Astonishingly, this fifth artist might be the biggest obsession of all. And if you knew how I’ve obsessed over the prior four, you would truly find this astonishing. At an open mic in Alameda, CA in 2018, I heard somebody cover a song called “The Book of Love,” introducing it as a Peter Gabriel song. I was utterly floored by the composition (if not the performance), and to the ultimate ruin of my frontal lobe, discovered that the song is originally by The Magnetic Fields. That is to say that the work of their enigmatic frontman Stephin Merritt now constitutes about 95% of my brain. Based on the merit of that one song, I purchased their triple LP 69 Love Songs (since most people don’t take that title at face value, I’ll tell you that it is actually 69 songs about love). Since then, I’ve been in free fall through the twee and twisted Merritt songbook. (Aside from The Magnetic Fields, his work with The 6ths, Future Bible Heroes, and Gothic Archies all offer indelible chestnuts).
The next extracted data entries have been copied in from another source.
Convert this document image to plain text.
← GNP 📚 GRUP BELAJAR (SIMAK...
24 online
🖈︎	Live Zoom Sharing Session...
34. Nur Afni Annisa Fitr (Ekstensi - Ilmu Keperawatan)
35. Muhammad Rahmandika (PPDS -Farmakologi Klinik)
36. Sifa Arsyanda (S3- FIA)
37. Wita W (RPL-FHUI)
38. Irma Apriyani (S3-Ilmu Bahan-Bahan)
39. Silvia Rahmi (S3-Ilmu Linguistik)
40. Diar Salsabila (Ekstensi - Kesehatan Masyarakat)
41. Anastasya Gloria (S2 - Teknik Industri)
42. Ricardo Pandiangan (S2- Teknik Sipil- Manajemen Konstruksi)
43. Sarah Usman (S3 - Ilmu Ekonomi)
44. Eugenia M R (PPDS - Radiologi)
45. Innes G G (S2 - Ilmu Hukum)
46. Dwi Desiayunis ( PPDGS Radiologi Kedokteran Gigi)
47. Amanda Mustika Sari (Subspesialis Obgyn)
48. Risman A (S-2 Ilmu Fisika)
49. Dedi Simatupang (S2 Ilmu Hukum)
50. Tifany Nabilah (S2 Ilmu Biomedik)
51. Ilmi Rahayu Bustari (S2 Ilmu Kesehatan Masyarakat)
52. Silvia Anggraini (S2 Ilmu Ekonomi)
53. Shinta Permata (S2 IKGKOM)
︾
From the Cole Porter echoes of his rhyme scheme (“not for all the tea in China / not for all North Carolina”) to the utter devastation of his sentiment (“all the umbrellas in London couldn’t stop this rain”), his songwriting has helped me discover the artist I want to be. The depth of his catalog has been an endless well of exploration in recent years, and hearing his work for the first time was a true “before and after” moment in life. Furthermore, Merritt suffered petit mal seizures as a child, and as someone with epilepsy myself, I find extra kinship to his music. There are passing references to this condition in his songs “Railroad Boy” and “Weird Diseases,” but the empowerment I find is in the greater solidarity. I don’t know where I’d be without his music—though my friends to whom I’ve evangelized about it probably wish it was somewhere else.

It goes without saying that a lot of greats didn’t even get a namecheck, but I feel satisfied with this top five. I’ll be grateful if I’m even a twig on this musical family tree.